Individuals undertaking an internship have a duty to perform meaningful and valuable work for the organisation. Internships are therefore the next level up from work experience placements.
They are usually less structured than a traineeship and tend to be of shorter duration. Individuals have already gained significant knowledge in their chosen area and are being given the opportunity to apply the skills they have obtained in the working environment. The organisation equally gains from the internship in terms of business value, genuine enthusiasm from the individual and the diversification of their workforce.
There are two types of internships:
1. Student Internships carried out by students as part of a course
2. General Internships that are not part of a course and are open to a broader range of individuals.
1. Student Internships: It is possible for the placement to be unpaid even if the individual is performing as a ‘worker’ as they are undertaking the placement as part of a course as outlined below.
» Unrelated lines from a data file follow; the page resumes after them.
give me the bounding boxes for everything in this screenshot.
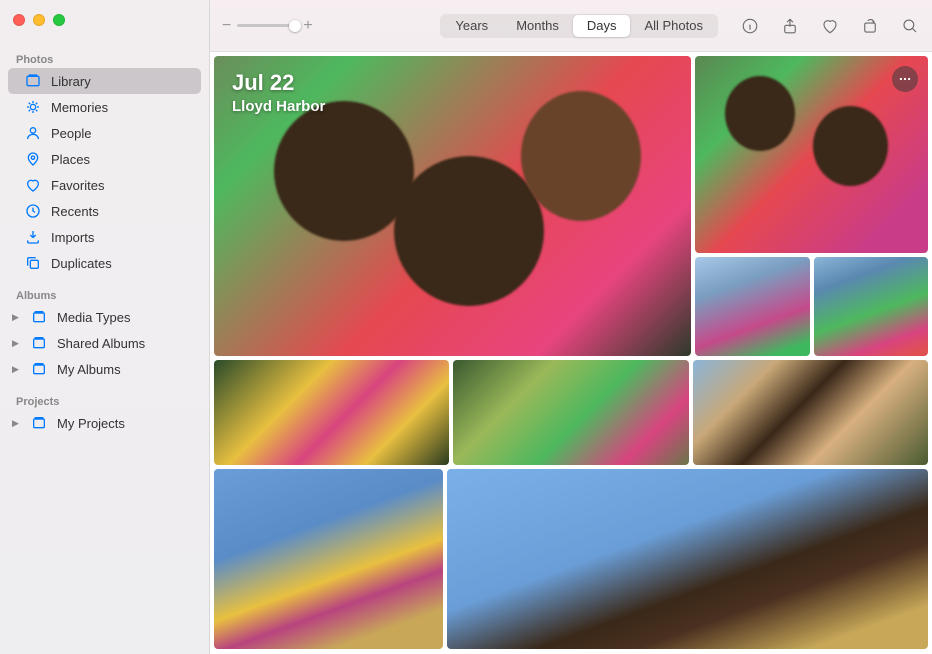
sidebar-item-favorites[interactable]: Favorites <box>8 172 201 198</box>
photo-thumbnail[interactable] <box>695 56 928 253</box>
sidebar-item-label: Media Types <box>57 310 130 325</box>
window-controls <box>0 8 209 48</box>
segment-years[interactable]: Years <box>441 15 502 37</box>
favorites-icon <box>24 176 42 194</box>
memories-icon <box>24 98 42 116</box>
sidebar-item-places[interactable]: Places <box>8 146 201 172</box>
people-icon <box>24 124 42 142</box>
photo-thumbnail[interactable] <box>447 469 928 649</box>
sidebar-item-label: Imports <box>51 230 94 245</box>
zoom-in-button[interactable]: + <box>303 17 312 35</box>
rotate-icon[interactable] <box>860 16 880 36</box>
sidebar-item-label: My Albums <box>57 362 121 377</box>
places-icon <box>24 150 42 168</box>
photo-thumbnail[interactable]: Jul 22 Lloyd Harbor <box>214 56 691 356</box>
sidebar-item-label: Recents <box>51 204 99 219</box>
album-icon <box>30 360 48 378</box>
day-header: Jul 22 Lloyd Harbor <box>232 70 325 115</box>
main-area: − + Years Months Days All Photos <box>210 0 932 654</box>
toolbar-actions <box>740 16 920 36</box>
chevron-right-icon: ▶ <box>12 364 21 375</box>
sidebar-item-shared-albums[interactable]: ▶ Shared Albums <box>8 330 201 356</box>
date-label: Jul 22 <box>232 70 325 96</box>
photo-thumbnail[interactable] <box>695 257 809 356</box>
duplicates-icon <box>24 254 42 272</box>
sidebar-item-duplicates[interactable]: Duplicates <box>8 250 201 276</box>
album-icon <box>30 334 48 352</box>
imports-icon <box>24 228 42 246</box>
view-segmented-control: Years Months Days All Photos <box>440 14 718 38</box>
photo-thumbnail[interactable] <box>693 360 928 465</box>
sidebar-item-label: Memories <box>51 100 108 115</box>
toolbar: − + Years Months Days All Photos <box>210 0 932 52</box>
photo-thumbnail[interactable] <box>814 257 928 356</box>
chevron-right-icon: ▶ <box>12 418 21 429</box>
info-icon[interactable] <box>740 16 760 36</box>
photos-window: Photos Library Memories People Places <box>0 0 932 654</box>
sidebar-item-recents[interactable]: Recents <box>8 198 201 224</box>
favorite-icon[interactable] <box>820 16 840 36</box>
segment-months[interactable]: Months <box>502 15 573 37</box>
location-label: Lloyd Harbor <box>232 98 325 115</box>
recents-icon <box>24 202 42 220</box>
sidebar-item-label: Favorites <box>51 178 104 193</box>
sidebar-item-people[interactable]: People <box>8 120 201 146</box>
fullscreen-button[interactable] <box>53 14 65 26</box>
photo-thumbnail[interactable] <box>453 360 688 465</box>
library-icon <box>24 72 42 90</box>
minimize-button[interactable] <box>33 14 45 26</box>
album-icon <box>30 414 48 432</box>
search-icon[interactable] <box>900 16 920 36</box>
sidebar-item-memories[interactable]: Memories <box>8 94 201 120</box>
segment-all-photos[interactable]: All Photos <box>630 15 717 37</box>
zoom-out-button[interactable]: − <box>222 17 231 35</box>
chevron-right-icon: ▶ <box>12 338 21 349</box>
sidebar-item-label: Places <box>51 152 90 167</box>
chevron-right-icon: ▶ <box>12 312 21 323</box>
sidebar-item-label: Duplicates <box>51 256 112 271</box>
section-header-photos: Photos <box>0 48 209 68</box>
album-icon <box>30 308 48 326</box>
sidebar-item-media-types[interactable]: ▶ Media Types <box>8 304 201 330</box>
more-button[interactable] <box>892 66 918 92</box>
sidebar-item-my-albums[interactable]: ▶ My Albums <box>8 356 201 382</box>
zoom-slider-thumb[interactable] <box>289 20 301 32</box>
photo-thumbnail[interactable] <box>214 360 449 465</box>
photo-thumbnail[interactable] <box>214 469 443 649</box>
section-header-projects: Projects <box>0 390 209 410</box>
sidebar-item-label: My Projects <box>57 416 125 431</box>
zoom-slider[interactable] <box>237 24 297 27</box>
sidebar: Photos Library Memories People Places <box>0 0 210 654</box>
sidebar-item-label: Shared Albums <box>57 336 145 351</box>
zoom-control: − + <box>222 17 313 35</box>
sidebar-item-library[interactable]: Library <box>8 68 201 94</box>
segment-days[interactable]: Days <box>573 15 631 37</box>
sidebar-item-imports[interactable]: Imports <box>8 224 201 250</box>
photo-grid[interactable]: Jul 22 Lloyd Harbor <box>210 52 932 654</box>
close-button[interactable] <box>13 14 25 26</box>
section-header-albums: Albums <box>0 284 209 304</box>
sidebar-item-label: People <box>51 126 91 141</box>
share-icon[interactable] <box>780 16 800 36</box>
sidebar-item-my-projects[interactable]: ▶ My Projects <box>8 410 201 436</box>
sidebar-item-label: Library <box>51 74 91 89</box>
However, it is recommended that a basic wage is offered in recognition of the value the intern brings to the organisation.
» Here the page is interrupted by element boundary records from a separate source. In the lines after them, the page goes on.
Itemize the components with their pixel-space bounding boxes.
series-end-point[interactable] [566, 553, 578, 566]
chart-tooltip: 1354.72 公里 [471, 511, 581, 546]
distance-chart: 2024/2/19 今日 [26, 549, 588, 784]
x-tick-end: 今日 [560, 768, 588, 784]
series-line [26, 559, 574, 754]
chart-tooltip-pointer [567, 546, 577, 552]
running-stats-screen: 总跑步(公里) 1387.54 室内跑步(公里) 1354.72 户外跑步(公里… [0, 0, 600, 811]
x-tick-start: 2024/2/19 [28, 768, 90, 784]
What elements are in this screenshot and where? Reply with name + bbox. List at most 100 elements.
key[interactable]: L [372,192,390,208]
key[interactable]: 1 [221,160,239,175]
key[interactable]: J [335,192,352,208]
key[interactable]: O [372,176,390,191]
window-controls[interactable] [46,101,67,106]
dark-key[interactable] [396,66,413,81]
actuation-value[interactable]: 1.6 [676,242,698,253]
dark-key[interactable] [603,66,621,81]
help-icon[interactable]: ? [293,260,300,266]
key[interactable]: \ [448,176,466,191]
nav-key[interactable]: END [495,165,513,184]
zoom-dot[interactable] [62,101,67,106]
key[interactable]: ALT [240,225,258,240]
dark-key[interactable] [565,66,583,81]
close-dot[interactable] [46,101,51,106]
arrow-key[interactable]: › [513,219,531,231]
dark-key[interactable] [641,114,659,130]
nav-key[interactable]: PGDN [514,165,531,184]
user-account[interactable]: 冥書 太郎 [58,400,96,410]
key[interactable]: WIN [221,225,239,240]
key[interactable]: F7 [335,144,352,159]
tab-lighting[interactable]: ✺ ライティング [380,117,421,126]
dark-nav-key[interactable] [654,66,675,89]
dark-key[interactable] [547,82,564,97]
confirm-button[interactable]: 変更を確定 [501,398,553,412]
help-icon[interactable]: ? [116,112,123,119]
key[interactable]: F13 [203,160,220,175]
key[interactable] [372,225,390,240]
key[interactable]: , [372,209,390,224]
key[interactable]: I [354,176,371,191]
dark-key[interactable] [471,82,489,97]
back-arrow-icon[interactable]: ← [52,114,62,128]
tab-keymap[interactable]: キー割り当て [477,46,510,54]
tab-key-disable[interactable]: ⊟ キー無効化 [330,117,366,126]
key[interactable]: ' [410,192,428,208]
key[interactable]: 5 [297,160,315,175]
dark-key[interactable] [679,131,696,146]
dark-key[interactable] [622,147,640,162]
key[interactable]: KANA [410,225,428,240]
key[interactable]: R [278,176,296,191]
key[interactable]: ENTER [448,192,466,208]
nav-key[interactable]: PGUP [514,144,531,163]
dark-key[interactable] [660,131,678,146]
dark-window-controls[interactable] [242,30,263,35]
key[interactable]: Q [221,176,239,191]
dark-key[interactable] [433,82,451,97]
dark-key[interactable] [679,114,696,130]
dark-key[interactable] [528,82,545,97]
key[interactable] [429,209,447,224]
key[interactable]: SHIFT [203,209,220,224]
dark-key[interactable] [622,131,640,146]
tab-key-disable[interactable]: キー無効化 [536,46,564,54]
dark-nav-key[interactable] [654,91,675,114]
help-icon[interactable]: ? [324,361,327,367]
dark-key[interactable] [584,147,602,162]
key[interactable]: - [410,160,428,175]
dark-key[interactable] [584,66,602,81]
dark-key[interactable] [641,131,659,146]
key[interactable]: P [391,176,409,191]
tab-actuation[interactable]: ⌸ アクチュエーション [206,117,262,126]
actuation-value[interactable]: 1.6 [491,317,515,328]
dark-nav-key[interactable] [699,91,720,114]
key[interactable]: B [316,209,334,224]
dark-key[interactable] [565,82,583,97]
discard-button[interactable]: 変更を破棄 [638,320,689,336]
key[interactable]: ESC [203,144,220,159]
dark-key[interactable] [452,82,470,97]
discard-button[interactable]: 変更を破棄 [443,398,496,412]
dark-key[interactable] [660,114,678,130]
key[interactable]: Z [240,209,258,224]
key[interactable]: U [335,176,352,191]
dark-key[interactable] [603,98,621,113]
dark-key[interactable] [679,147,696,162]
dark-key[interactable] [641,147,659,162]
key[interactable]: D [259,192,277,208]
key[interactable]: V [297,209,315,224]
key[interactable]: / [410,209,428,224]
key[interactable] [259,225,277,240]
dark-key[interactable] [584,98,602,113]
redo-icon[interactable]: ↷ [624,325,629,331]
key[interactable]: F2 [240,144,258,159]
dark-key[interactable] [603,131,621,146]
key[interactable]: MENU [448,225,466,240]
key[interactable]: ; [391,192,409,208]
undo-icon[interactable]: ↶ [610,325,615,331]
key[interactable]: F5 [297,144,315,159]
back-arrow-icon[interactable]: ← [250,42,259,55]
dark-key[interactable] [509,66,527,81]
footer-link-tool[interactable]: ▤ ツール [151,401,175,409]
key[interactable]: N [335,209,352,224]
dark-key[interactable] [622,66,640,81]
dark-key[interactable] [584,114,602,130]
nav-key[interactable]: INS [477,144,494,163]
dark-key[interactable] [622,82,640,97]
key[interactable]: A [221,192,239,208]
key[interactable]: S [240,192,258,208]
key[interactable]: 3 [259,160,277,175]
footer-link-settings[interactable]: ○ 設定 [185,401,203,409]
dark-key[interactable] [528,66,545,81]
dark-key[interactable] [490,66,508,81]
Additionally, as the individual is registered as a full-time student, they can continue to benefit from university accommodation and student loans. Modules that are delivered in the workplace contribute towards the accumulation of credit across the academic year and individuals should be provided with written confirmation of the terms of their engagement.
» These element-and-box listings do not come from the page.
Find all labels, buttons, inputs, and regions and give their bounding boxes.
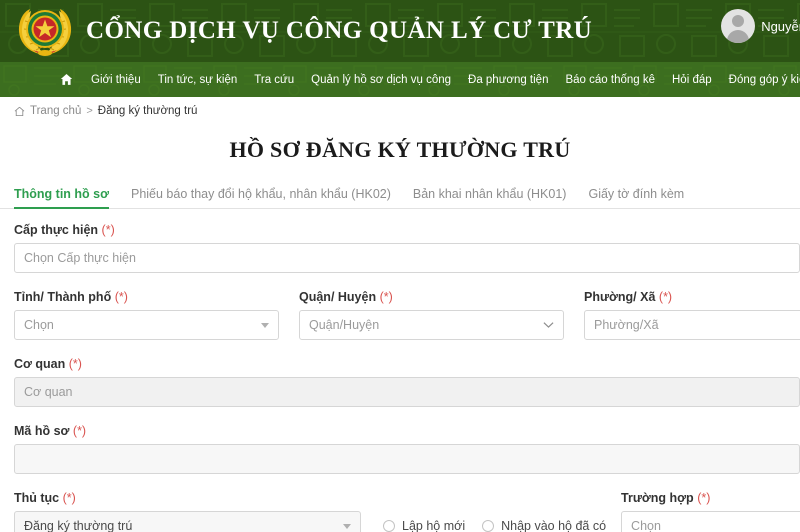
required-marker: (*)	[68, 357, 82, 371]
required-marker: (*)	[62, 491, 76, 505]
nav-item-quan-ly-ho-so-dich-vu-cong[interactable]: Quản lý hồ sơ dịch vụ công	[311, 74, 451, 86]
select-thu-tuc-value: Đăng ký thường trú	[24, 519, 133, 532]
select-quan-huyen-value: Quận/Huyện	[309, 318, 380, 332]
label-tinh-thanh-pho: Tỉnh/ Thành phố (*)	[14, 290, 279, 304]
chevron-down-icon	[543, 321, 554, 329]
select-truong-hop[interactable]: Chọn	[621, 511, 800, 532]
user-name: Nguyễn	[761, 18, 800, 34]
input-co-quan[interactable]: Cơ quan	[14, 377, 800, 407]
site-logo[interactable]	[14, 3, 76, 59]
label-quan-huyen: Quận/ Huyện (*)	[299, 290, 564, 304]
label-ma-ho-so: Mã hồ sơ (*)	[14, 424, 786, 438]
select-tinh-thanh-pho[interactable]: Chọn	[14, 310, 279, 340]
tab-ban-khai-nhan-khau-hk01[interactable]: Bản khai nhân khẩu (HK01)	[413, 187, 581, 208]
input-co-quan-value: Cơ quan	[24, 385, 73, 399]
input-ma-ho-so[interactable]	[14, 444, 800, 474]
field-group-truong-hop: Trường hợp (*) Chọn	[621, 491, 800, 532]
breadcrumb-current: Đăng ký thường trú	[97, 105, 198, 117]
label-cap-thuc-hien: Cấp thực hiện (*)	[14, 223, 786, 237]
label-thu-tuc: Thủ tục (*)	[14, 491, 361, 505]
radio-circle-icon	[482, 520, 495, 532]
label-phuong-xa: Phường/ Xã (*)	[584, 290, 800, 304]
ho-khau-radio-group: Lập hộ mới Nhập vào hộ đã có	[383, 511, 606, 532]
breadcrumb: Trang chủ > Đăng ký thường trú	[0, 97, 800, 125]
required-marker: (*)	[101, 223, 115, 237]
label-text-phuong-xa: Phường/ Xã	[584, 290, 656, 304]
select-thu-tuc[interactable]: Đăng ký thường trú	[14, 511, 361, 532]
avatar[interactable]	[721, 9, 756, 43]
field-group-quan-huyen: Quận/ Huyện (*) Quận/Huyện	[299, 290, 564, 340]
registration-form: Cấp thực hiện (*) Chọn Cấp thực hiện Tỉn…	[0, 223, 800, 532]
radio-lap-ho-moi-label: Lập hộ mới	[402, 519, 466, 532]
tab-thong-tin-ho-so[interactable]: Thông tin hồ sơ	[14, 187, 123, 209]
select-phuong-xa[interactable]: Phường/Xã	[584, 310, 800, 340]
page-title: HỒ SƠ ĐĂNG KÝ THƯỜNG TRÚ	[229, 137, 571, 162]
home-icon[interactable]	[60, 73, 73, 86]
label-text-thu-tuc: Thủ tục	[14, 491, 60, 505]
field-group-ma-ho-so: Mã hồ sơ (*)	[14, 424, 800, 474]
nav-item-tra-cuu[interactable]: Tra cứu	[254, 74, 294, 86]
field-group-thu-tuc: Thủ tục (*) Đăng ký thường trú	[14, 491, 361, 532]
field-group-tinh-thanh-pho: Tỉnh/ Thành phố (*) Chọn	[14, 290, 279, 340]
select-tinh-thanh-pho-value: Chọn	[24, 318, 54, 332]
nav-item-da-phuong-tien[interactable]: Đa phương tiện	[468, 74, 548, 86]
main-navigation: Giới thiệu Tin tức, sự kiện Tra cứu Quản…	[0, 62, 800, 97]
select-truong-hop-value: Chọn	[631, 519, 661, 532]
caret-down-icon	[343, 523, 351, 529]
nav-item-hoi-dap[interactable]: Hỏi đáp	[672, 74, 712, 86]
field-group-co-quan: Cơ quan (*) Cơ quan	[14, 357, 800, 407]
label-text-cap-thuc-hien: Cấp thực hiện	[14, 223, 99, 237]
vietnam-public-security-emblem-icon	[18, 9, 72, 56]
site-header: CỔNG DỊCH VỤ CÔNG QUẢN LÝ CƯ TRÚ Nguyễn	[0, 0, 800, 62]
select-cap-thuc-hien[interactable]: Chọn Cấp thực hiện	[14, 243, 800, 273]
select-quan-huyen[interactable]: Quận/Huyện	[299, 310, 564, 340]
tab-giay-to-dinh-kem[interactable]: Giấy tờ đính kèm	[588, 187, 698, 208]
site-title: CỔNG DỊCH VỤ CÔNG QUẢN LÝ CƯ TRÚ	[86, 17, 593, 44]
field-group-cap-thuc-hien: Cấp thực hiện (*) Chọn Cấp thực hiện	[14, 223, 800, 273]
nav-item-tin-tuc-su-kien[interactable]: Tin tức, sự kiện	[158, 74, 238, 86]
radio-nhap-vao-ho-da-co-label: Nhập vào hộ đã có	[501, 519, 607, 532]
user-menu[interactable]: Nguyễn	[721, 9, 800, 43]
nav-item-bao-cao-thong-ke[interactable]: Báo cáo thống kê	[565, 74, 655, 86]
required-marker: (*)	[658, 290, 673, 304]
procedure-row: Thủ tục (*) Đăng ký thường trú Lập hộ mớ…	[14, 491, 800, 532]
location-row: Tỉnh/ Thành phố (*) Chọn Quận/ Huyện (*)…	[14, 290, 800, 340]
select-cap-thuc-hien-value: Chọn Cấp thực hiện	[24, 251, 136, 265]
label-truong-hop: Trường hợp (*)	[621, 491, 800, 505]
field-group-phuong-xa: Phường/ Xã (*) Phường/Xã	[584, 290, 800, 340]
form-tabs: Thông tin hồ sơ Phiếu báo thay đổi hộ kh…	[0, 182, 800, 209]
nav-item-gioi-thieu[interactable]: Giới thiệu	[91, 74, 141, 86]
label-co-quan: Cơ quan (*)	[14, 357, 786, 371]
required-marker: (*)	[72, 424, 87, 438]
nav-item-dong-gop-y-kien[interactable]: Đóng góp ý kiến	[729, 74, 800, 86]
select-phuong-xa-value: Phường/Xã	[594, 318, 659, 332]
breadcrumb-home-link[interactable]: Trang chủ	[30, 105, 81, 117]
required-marker: (*)	[114, 290, 128, 304]
label-text-quan-huyen: Quận/ Huyện	[299, 290, 377, 304]
required-marker: (*)	[697, 491, 711, 505]
breadcrumb-home-icon[interactable]	[14, 106, 25, 117]
label-text-tinh-thanh-pho: Tỉnh/ Thành phố	[14, 290, 112, 304]
radio-circle-icon	[383, 520, 395, 532]
tab-phieu-bao-thay-doi-hk02[interactable]: Phiếu báo thay đổi hộ khẩu, nhân khẩu (H…	[131, 187, 405, 208]
label-text-ma-ho-so: Mã hồ sơ	[14, 424, 70, 438]
required-marker: (*)	[379, 290, 393, 304]
breadcrumb-separator: >	[86, 105, 93, 117]
caret-down-icon	[261, 322, 269, 328]
label-text-truong-hop: Trường hợp	[621, 491, 694, 505]
radio-nhap-vao-ho-da-co[interactable]: Nhập vào hộ đã có	[482, 519, 606, 532]
label-text-co-quan: Cơ quan	[14, 357, 66, 371]
radio-lap-ho-moi[interactable]: Lập hộ mới	[383, 519, 465, 532]
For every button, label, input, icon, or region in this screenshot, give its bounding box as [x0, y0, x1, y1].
2. General Internships: As the individual is performing as a ‘worker’ and is not in full-time education, employers must adhere fully to National Minimum Wage legislation throughout the duration of their placement.
The National Minimum Wage is generally less than the average starting salary and corresponds to the fact that while the internship is a learning process, there is real business gain. Individuals should be provided with a standard contract that covers the duration of their placement, and in some cases there may be an opportunity for full-time employment following on from the placement.
In both cases, internships should be between three and six months in duration, in order to get the most value for both the employer and the individual, and the working week should not exceed 40 hours.